# Cream



## homesteader25 (May 8, 2014)

I have a Dexter that I'm milking twice a day so I've wanted to make creme fraiche or marscapone cheese. How long does the cream keep in the fridge? Also, I'm over run with milk and want to make cheese; other than mozzarella what is the easiest to make? Thanks!


----------



## DEKE01 (Jul 17, 2013)

Yogurt is as easy and fast as it gets. 

When we were making lots of yogurt we would use it as a substitute for mayo, cream cheese, and sour cream. It wasn't always a great substitute, but in many recipes it was even better.


----------



## janij (Sep 20, 2010)

Cream should last at least a week. I have made butter with 2 wk old cream. 
Queso Fresco is really easy. I found an easy Mozz recipe on a cheese forum I make all the time now.


----------



## homesteader25 (May 8, 2014)

DEKE01 said:


> Yogurt is as easy and fast as it gets.
> 
> When we were making lots of yogurt we would use it as a substitute for mayo, cream cheese, and sour cream. It wasn't always a great substitute, but in many recipes it was even better.
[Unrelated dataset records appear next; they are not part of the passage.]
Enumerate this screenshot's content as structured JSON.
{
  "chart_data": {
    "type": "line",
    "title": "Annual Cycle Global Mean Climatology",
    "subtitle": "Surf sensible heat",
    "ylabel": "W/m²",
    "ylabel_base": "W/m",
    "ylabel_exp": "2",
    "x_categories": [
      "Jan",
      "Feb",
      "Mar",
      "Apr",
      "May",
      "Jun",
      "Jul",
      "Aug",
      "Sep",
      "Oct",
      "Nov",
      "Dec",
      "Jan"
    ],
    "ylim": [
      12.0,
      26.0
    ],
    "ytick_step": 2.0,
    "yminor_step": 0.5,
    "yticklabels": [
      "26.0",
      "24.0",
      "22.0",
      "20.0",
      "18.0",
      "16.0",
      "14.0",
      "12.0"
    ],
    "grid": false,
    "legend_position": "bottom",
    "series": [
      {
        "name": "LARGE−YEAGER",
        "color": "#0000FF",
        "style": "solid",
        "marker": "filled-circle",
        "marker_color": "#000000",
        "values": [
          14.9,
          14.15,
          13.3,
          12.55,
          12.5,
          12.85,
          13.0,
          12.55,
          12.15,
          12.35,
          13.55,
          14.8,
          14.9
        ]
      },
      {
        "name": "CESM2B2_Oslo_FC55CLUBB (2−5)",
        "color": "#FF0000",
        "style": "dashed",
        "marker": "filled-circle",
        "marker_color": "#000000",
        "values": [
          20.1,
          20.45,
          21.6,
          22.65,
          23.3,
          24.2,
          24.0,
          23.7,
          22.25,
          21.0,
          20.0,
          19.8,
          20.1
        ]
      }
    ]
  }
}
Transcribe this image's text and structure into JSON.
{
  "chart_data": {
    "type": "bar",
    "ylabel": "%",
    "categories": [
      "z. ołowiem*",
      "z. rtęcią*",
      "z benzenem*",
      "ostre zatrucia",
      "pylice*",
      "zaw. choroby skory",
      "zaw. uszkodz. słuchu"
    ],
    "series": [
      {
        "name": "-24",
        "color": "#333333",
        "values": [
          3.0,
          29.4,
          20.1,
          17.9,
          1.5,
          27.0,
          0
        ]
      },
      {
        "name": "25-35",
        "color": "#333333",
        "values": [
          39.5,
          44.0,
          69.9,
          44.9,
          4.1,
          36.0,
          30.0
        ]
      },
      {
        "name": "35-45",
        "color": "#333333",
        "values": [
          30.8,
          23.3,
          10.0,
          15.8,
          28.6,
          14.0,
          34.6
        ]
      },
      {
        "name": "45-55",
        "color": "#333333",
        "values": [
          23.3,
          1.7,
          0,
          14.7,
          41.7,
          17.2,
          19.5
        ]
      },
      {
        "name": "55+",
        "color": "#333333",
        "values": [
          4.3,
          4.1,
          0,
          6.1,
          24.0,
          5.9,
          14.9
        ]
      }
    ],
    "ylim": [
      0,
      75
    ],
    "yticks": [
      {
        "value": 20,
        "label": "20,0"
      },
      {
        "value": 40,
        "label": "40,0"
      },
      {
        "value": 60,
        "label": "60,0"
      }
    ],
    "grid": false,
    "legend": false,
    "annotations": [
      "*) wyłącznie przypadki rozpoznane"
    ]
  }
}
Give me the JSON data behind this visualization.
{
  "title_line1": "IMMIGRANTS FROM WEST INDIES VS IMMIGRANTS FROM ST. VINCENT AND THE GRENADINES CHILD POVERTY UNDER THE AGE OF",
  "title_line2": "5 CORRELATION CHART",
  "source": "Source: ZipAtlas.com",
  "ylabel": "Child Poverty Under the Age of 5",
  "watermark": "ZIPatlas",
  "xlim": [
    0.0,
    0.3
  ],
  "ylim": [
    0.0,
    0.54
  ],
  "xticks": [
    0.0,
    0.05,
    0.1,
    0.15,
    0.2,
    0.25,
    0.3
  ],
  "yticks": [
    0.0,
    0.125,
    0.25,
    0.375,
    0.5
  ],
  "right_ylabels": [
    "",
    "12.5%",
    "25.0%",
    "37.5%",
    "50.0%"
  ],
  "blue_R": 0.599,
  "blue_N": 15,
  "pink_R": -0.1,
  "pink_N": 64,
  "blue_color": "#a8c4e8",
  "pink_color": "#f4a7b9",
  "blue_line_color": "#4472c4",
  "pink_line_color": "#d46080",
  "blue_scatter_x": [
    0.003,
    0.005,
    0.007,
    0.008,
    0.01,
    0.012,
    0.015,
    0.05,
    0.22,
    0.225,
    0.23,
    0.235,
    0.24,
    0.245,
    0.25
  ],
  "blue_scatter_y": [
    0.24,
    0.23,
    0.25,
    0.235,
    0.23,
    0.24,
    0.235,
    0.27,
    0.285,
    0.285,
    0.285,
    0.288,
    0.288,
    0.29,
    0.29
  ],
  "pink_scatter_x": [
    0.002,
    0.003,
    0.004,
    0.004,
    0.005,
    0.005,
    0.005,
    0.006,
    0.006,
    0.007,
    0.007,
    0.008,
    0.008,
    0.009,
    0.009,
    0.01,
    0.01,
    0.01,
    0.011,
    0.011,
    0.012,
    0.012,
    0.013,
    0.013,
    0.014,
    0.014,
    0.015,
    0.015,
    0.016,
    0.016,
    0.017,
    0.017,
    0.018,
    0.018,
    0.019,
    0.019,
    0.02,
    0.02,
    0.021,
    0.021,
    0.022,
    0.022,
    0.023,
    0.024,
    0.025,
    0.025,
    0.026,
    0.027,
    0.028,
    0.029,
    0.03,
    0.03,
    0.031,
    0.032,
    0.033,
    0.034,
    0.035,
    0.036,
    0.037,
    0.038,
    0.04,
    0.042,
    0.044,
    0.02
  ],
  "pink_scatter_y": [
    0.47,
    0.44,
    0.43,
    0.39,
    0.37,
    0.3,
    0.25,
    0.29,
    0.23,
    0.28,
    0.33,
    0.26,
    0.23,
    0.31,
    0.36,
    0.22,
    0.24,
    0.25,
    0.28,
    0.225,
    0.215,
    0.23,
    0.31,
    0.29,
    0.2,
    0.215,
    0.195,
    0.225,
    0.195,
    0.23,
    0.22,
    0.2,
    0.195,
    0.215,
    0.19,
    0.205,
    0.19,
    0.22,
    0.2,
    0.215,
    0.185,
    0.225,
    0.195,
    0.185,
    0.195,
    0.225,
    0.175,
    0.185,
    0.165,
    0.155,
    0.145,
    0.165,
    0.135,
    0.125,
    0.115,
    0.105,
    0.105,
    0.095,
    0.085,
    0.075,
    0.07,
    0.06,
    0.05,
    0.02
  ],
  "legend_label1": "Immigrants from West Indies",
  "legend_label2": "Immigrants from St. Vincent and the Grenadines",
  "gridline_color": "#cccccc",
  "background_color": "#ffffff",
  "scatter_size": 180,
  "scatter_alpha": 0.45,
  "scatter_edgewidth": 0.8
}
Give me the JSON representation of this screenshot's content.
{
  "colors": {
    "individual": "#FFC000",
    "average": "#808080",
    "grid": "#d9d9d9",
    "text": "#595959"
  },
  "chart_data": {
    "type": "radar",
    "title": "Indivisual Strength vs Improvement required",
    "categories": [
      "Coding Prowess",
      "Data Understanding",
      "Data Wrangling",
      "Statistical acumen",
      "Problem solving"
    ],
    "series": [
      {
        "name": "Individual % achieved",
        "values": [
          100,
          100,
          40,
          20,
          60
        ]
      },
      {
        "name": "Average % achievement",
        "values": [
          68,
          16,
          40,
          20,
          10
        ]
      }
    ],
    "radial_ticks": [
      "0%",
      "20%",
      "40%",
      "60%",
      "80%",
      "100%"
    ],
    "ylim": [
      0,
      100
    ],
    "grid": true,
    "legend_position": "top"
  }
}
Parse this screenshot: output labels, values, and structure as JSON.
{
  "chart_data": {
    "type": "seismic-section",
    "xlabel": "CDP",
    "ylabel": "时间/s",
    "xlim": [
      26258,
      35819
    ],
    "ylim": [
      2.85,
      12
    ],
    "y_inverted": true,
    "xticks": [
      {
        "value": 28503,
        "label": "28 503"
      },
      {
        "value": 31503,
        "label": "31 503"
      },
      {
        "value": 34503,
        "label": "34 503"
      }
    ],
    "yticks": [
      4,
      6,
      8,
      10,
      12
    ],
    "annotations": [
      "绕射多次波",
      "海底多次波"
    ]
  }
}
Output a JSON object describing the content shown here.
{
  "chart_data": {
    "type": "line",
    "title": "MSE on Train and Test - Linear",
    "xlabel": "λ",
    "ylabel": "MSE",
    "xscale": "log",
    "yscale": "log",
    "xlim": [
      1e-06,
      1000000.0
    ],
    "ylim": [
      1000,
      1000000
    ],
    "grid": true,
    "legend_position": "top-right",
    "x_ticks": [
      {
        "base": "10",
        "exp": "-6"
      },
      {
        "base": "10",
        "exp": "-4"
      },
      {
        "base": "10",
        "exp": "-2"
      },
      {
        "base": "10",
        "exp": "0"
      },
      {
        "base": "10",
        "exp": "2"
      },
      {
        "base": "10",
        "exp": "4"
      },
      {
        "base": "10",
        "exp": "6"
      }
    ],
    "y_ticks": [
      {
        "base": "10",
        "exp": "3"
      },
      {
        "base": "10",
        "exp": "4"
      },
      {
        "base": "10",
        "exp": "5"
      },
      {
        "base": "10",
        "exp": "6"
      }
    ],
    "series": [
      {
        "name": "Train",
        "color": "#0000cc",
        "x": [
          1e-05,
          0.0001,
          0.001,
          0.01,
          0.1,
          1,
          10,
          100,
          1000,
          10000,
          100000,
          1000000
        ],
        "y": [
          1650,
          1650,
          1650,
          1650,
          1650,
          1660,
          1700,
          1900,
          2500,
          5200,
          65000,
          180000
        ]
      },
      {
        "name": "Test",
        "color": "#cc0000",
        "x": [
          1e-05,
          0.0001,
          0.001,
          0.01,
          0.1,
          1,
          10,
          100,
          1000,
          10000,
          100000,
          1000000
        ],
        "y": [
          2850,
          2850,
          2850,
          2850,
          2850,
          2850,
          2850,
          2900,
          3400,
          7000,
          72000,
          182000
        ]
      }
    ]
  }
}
That's exactly what I've been doing lol. I have one of those older Salton thermostat yogurt makers so very easy to do. That was milking once a day though, now since its two times a day I want to make cheeses instead. There is only two of us in this family so we are kind of yogurted out


----------



## Laverne (May 25, 2008)

When I want a break from cheese making I siphon out the skim milk after the cream rises to the top in 1/2 gallon jars, and make Ghee or clarified butter. It can be canned. I love it for cooking.


----------



## homesteader25 (May 8, 2014)

Wow, I had no idea. I've been freezing my butter


----------